1.      Subjek-Predikat (S-P)
     Contoh:
Ø  Rio  pintar
    S        P
Ø  Queen  sangat rajin
       S               P
2.     Subjek-Predikat-Objek (S-P-O)
     Contoh :
Ø  Oxca  membeli  buku
       S        P           O
Ø  Adin  menari  Bali Dance
      S        P            O
3.     Subjek-Predikat-Keterangan (S-P-K)
     Contoh :
Ø  Torang  pergi  ke  Medan
             S         P                   K
Ø  Natan  pulang  kemarin
      S         P          K
4.     Subjek-Predikat-Pelengkap (S-P-Pel)
     Contoh :
Ø  Tasya   berkebaya   merah
       S            P             Pel
Ø  Agnes  sakit  kepala
       S       P        Pel
5.     Subjek-Predikat-Objek-Pelengkap (S-P-O-Pel)
     Contoh :
Ø  Putri   membeli  buku  EBI
     S            P          O     Pel
Ø  Ayu  memasak  sup  sosis
     S         P          O     Pel
6.     Subjek-Predikat-Objek-Keterangan (S-P-O-K)
     Contoh :
Ø  Farel  membeli  sepatu di  toko
      S         P            O            K tempat
Ø  Lauren   menyiram  tanaman  pada  sore hari
       S            P               O             K waktu
7.     Keterangan-Subjek-Predikat (K-S-P)
     Contoh :
Ø  Kemarin  Vemus  belajar 
     K waktu       P         P
Ø  Ke Yogja    Agnes  berwisata
     K tempat     S           P


Indikator 27 : Menulis dengan ilustrasi tertentu

       Menulis pada dasarnya adalah usaha untuk menuangkan ide,pikiran, perasaan, dan kemauan dengan wahana bahasa tulis. Apabila kita akan menulis teks dengan ilustrasi tertentu kita harus memperhatikan data yang terdapat pada teks. Dan untuk mengubah satu teks misalkan dari teks observasi ke teks eksposisi perlu memperhatikan struktur teks tersebut.

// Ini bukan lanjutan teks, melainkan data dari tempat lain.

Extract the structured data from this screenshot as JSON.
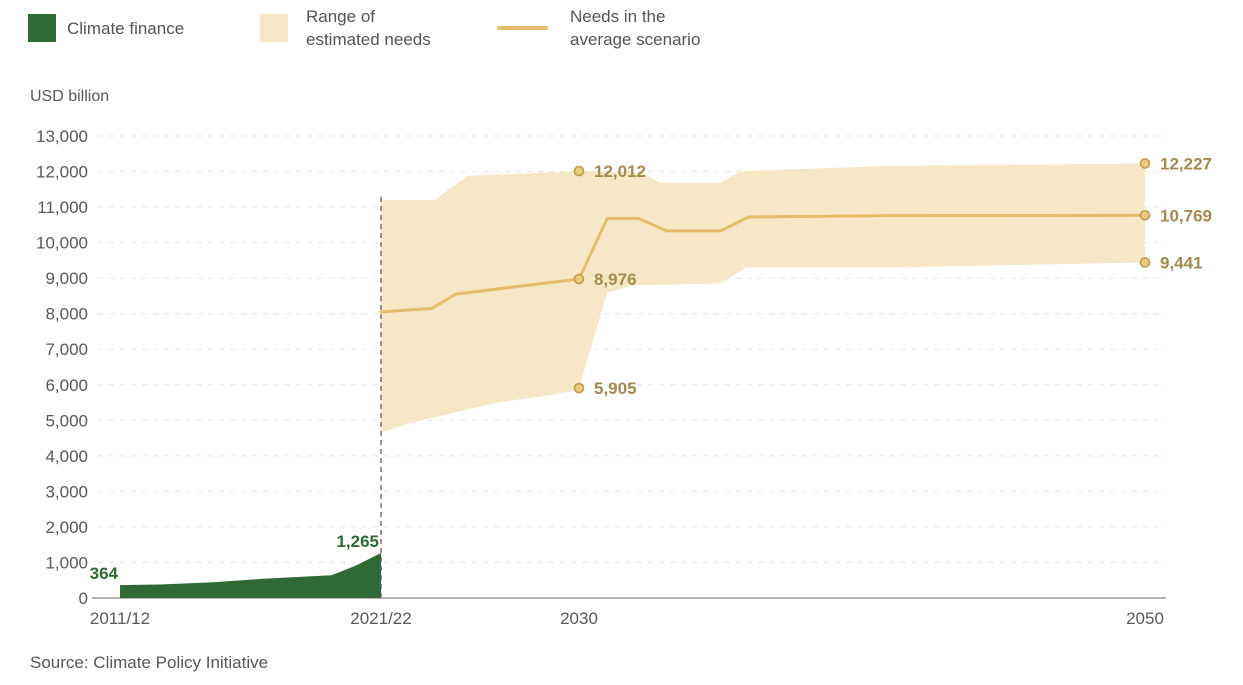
{
  "legend": {
    "items": [
      {
        "id": "climate-finance",
        "label": "Climate finance",
        "swatch": "square",
        "color": "#2f6936"
      },
      {
        "id": "estimated-needs-range",
        "label": "Range of\nestimated needs",
        "swatch": "square",
        "color": "#f6e8c7"
      },
      {
        "id": "average-scenario",
        "label": "Needs in the\naverage scenario",
        "swatch": "line",
        "color": "#e5bc6b"
      }
    ]
  },
  "source": "Source: Climate Policy Initiative",
  "colors": {
    "green": "#2f6936",
    "green_text": "#2e6a34",
    "band": "#f6e8c7",
    "line": "#e5bc6b",
    "marker_fill": "#ecc97d",
    "marker_stroke": "#c49a4b",
    "annotation_text": "#a6894e",
    "axis_text": "#57585a",
    "grid": "#e2e2e2",
    "axis_line": "#9b9b9b",
    "dashed_line": "#7b7b7b"
  },
  "chart_data": {
    "type": "area",
    "title": "",
    "grid": true,
    "legend_position": "top-left",
    "y_axis": {
      "title": "USD billion",
      "min": 0,
      "max": 13000,
      "step": 1000,
      "ticks": [
        {
          "value": 0,
          "label": "0"
        },
        {
          "value": 1000,
          "label": "1,000"
        },
        {
          "value": 2000,
          "label": "2,000"
        },
        {
          "value": 3000,
          "label": "3,000"
        },
        {
          "value": 4000,
          "label": "4,000"
        },
        {
          "value": 5000,
          "label": "5,000"
        },
        {
          "value": 6000,
          "label": "6,000"
        },
        {
          "value": 7000,
          "label": "7,000"
        },
        {
          "value": 8000,
          "label": "8,000"
        },
        {
          "value": 9000,
          "label": "9,000"
        },
        {
          "value": 10000,
          "label": "10,000"
        },
        {
          "value": 11000,
          "label": "11,000"
        },
        {
          "value": 12000,
          "label": "12,000"
        },
        {
          "value": 13000,
          "label": "13,000"
        }
      ]
    },
    "x_axis": {
      "ticks": [
        {
          "year": 2011.5,
          "label": "2011/12"
        },
        {
          "year": 2021.5,
          "label": "2021/22"
        },
        {
          "year": 2030,
          "label": "2030"
        },
        {
          "year": 2050,
          "label": "2050"
        }
      ],
      "divider_year": 2021.5
    },
    "series": [
      {
        "name": "Climate finance",
        "type": "area",
        "color": "#2f6936",
        "points": [
          [
            2011.5,
            364
          ],
          [
            2013,
            380
          ],
          [
            2015,
            440
          ],
          [
            2017,
            540
          ],
          [
            2019.6,
            640
          ],
          [
            2020.5,
            900
          ],
          [
            2021.5,
            1265
          ]
        ]
      },
      {
        "name": "Range of estimated needs",
        "type": "band",
        "color": "#f6e8c7",
        "upper": [
          [
            2021.5,
            11200
          ],
          [
            2023.8,
            11200
          ],
          [
            2025.2,
            11880
          ],
          [
            2030,
            12012
          ],
          [
            2032.2,
            11980
          ],
          [
            2032.9,
            11680
          ],
          [
            2035,
            11680
          ],
          [
            2035.7,
            12010
          ],
          [
            2041,
            12160
          ],
          [
            2050,
            12227
          ]
        ],
        "lower": [
          [
            2021.5,
            4650
          ],
          [
            2022.6,
            4900
          ],
          [
            2026.5,
            5500
          ],
          [
            2029.3,
            5760
          ],
          [
            2030,
            5905
          ],
          [
            2031,
            8600
          ],
          [
            2032,
            8800
          ],
          [
            2035,
            8850
          ],
          [
            2035.9,
            9300
          ],
          [
            2041,
            9300
          ],
          [
            2050,
            9441
          ]
        ]
      },
      {
        "name": "Needs in the average scenario",
        "type": "line",
        "color": "#e5bc6b",
        "points": [
          [
            2021.5,
            8050
          ],
          [
            2023.7,
            8150
          ],
          [
            2024.7,
            8550
          ],
          [
            2030,
            8976
          ],
          [
            2031,
            10680
          ],
          [
            2032.1,
            10680
          ],
          [
            2033.1,
            10330
          ],
          [
            2035,
            10330
          ],
          [
            2036,
            10720
          ],
          [
            2041,
            10760
          ],
          [
            2050,
            10769
          ]
        ]
      }
    ],
    "annotations": [
      {
        "label": "364",
        "year": 2011.5,
        "value": 364,
        "style": "green"
      },
      {
        "label": "1,265",
        "year": 2021.5,
        "value": 1265,
        "style": "green"
      },
      {
        "label": "12,012",
        "year": 2030,
        "value": 12012,
        "style": "tan"
      },
      {
        "label": "8,976",
        "year": 2030,
        "value": 8976,
        "style": "tan"
      },
      {
        "label": "5,905",
        "year": 2030,
        "value": 5905,
        "style": "tan"
      },
      {
        "label": "12,227",
        "year": 2050,
        "value": 12227,
        "style": "tan"
      },
      {
        "label": "10,769",
        "year": 2050,
        "value": 10769,
        "style": "tan"
      },
      {
        "label": "9,441",
        "year": 2050,
        "value": 9441,
        "style": "tan"
      }
    ]
  }
}
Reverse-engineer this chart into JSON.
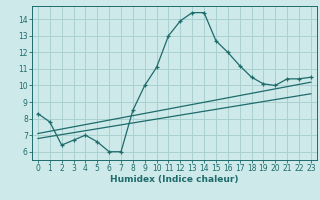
{
  "xlabel": "Humidex (Indice chaleur)",
  "ylabel": "",
  "bg_color": "#cee9e9",
  "grid_color": "#aad0d0",
  "line_color": "#1e6b6b",
  "xlim": [
    -0.5,
    23.5
  ],
  "ylim": [
    5.5,
    14.8
  ],
  "xticks": [
    0,
    1,
    2,
    3,
    4,
    5,
    6,
    7,
    8,
    9,
    10,
    11,
    12,
    13,
    14,
    15,
    16,
    17,
    18,
    19,
    20,
    21,
    22,
    23
  ],
  "yticks": [
    6,
    7,
    8,
    9,
    10,
    11,
    12,
    13,
    14
  ],
  "curve_x": [
    0,
    1,
    2,
    3,
    4,
    5,
    6,
    7,
    8,
    9,
    10,
    11,
    12,
    13,
    14,
    15,
    16,
    17,
    18,
    19,
    20,
    21,
    22,
    23
  ],
  "curve_y": [
    8.3,
    7.8,
    6.4,
    6.7,
    7.0,
    6.6,
    6.0,
    6.0,
    8.5,
    10.0,
    11.1,
    13.0,
    13.9,
    14.4,
    14.4,
    12.7,
    12.0,
    11.2,
    10.5,
    10.1,
    10.0,
    10.4,
    10.4,
    10.5
  ],
  "line1_x": [
    0,
    23
  ],
  "line1_y": [
    6.8,
    9.5
  ],
  "line2_x": [
    0,
    23
  ],
  "line2_y": [
    7.1,
    10.2
  ],
  "xlabel_fontsize": 6.5,
  "tick_fontsize": 5.5
}
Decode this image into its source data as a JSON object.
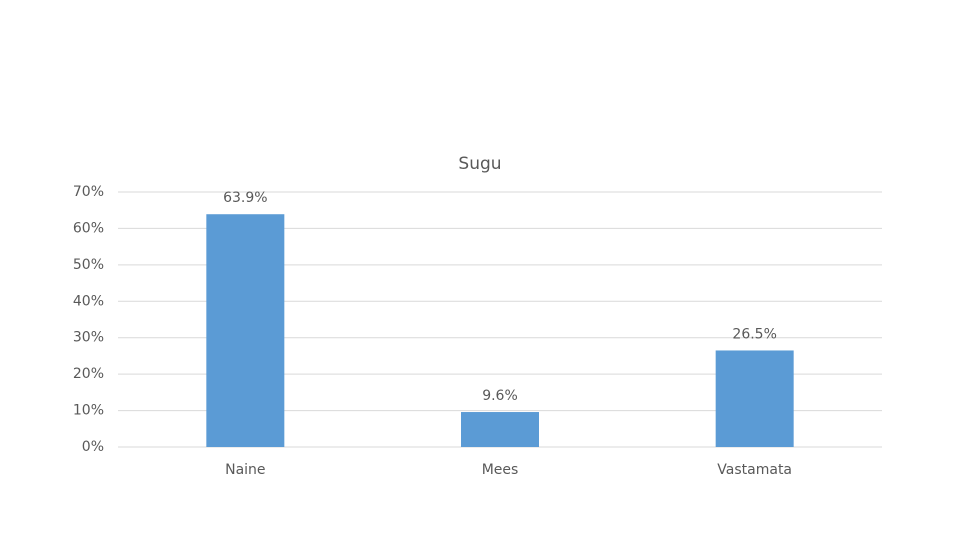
{
  "chart_data": {
    "type": "bar",
    "title": "Sugu",
    "categories": [
      "Naine",
      "Mees",
      "Vastamata"
    ],
    "values": [
      63.9,
      9.6,
      26.5
    ],
    "value_labels": [
      "63.9%",
      "9.6%",
      "26.5%"
    ],
    "color": "#5b9bd5",
    "ylim": [
      0,
      70
    ],
    "yticks": [
      {
        "value": 0,
        "label": "0%"
      },
      {
        "value": 10,
        "label": "10%"
      },
      {
        "value": 20,
        "label": "20%"
      },
      {
        "value": 30,
        "label": "30%"
      },
      {
        "value": 40,
        "label": "40%"
      },
      {
        "value": 50,
        "label": "50%"
      },
      {
        "value": 60,
        "label": "60%"
      },
      {
        "value": 70,
        "label": "70%"
      }
    ],
    "grid": true
  }
}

Indikator 28 : Mengubah teks ke bentuk lain

Hal yang harus diperhatikan ketika kita akan mengubah sebuah teks ke bentuk lain adalah kita harus menyusun teks tersebut sesuai dengan struktur teks yang baru. Misalnya, jika kita hendak mengubah teks laporan hasil observasi menjadi teks eksposisi, kita harus mengetahui struktur teks eksposisi dan memastikan penulisannya sesuai dengan struktur teks eksposisi.

Indikator 29 : Menunjukkan kata yang tidak sesuai kaidah

Kata yang sesuai kaidah adalah kata yang sesuai kaidah bahasa Indonesia. Untuk lebih memahami kaidah tersebut kalian bisa mempelajari buku Pedoman Umum Ejaan Bahasa Indonesia. Dan untuk mengetahui kosa kata yang baku kalian bisa melihat Kamus Besar Bahasa Indonesia (KBBI).

Indikator 30 : Menunjukkan kalimat yang tidak sesuai kaidah

          Sebuah kalimat dikatakan tidak efektif apabila tidak memenuhi hal berikut:
1.   Unsur-unsur kalimat tidak lengkap
     Sebuah kalimat minimal terdapat dua unsur yaitu subjek dan predikat. 
2.  Unsur-unsur kalimat tidak tepat
    Unsur-unsur dalam kalimat harus ditempatkan pada tempat yang tepat. Maksudnya jabatan subjek-predikat diletakkan pada tempat yang tepat, jika tidak maka kalimat tersebut menjadi tidak efektif.
3.  Penggunaan unsur-unsur kalimat yang berlebihan
   Unsur yang berlebihan tersebut dapat berupa penggunaan kata yang sama artinya atau pemakaian kata tugas yang tidak perlu.
4.  Pilihan kata yang tidak tepat
   Kesalahan pemilihan kata bisa dipengaruhi oleh pemakaian bahasa sehari-hari atau pengaruh dari bahasa asing juga ketidakpahaman makna kata.
5.  Tidak logis

   Kalimat logis artinya perkataan  yang masuk akal, sesuai dengan logika, benar menurut penalaran.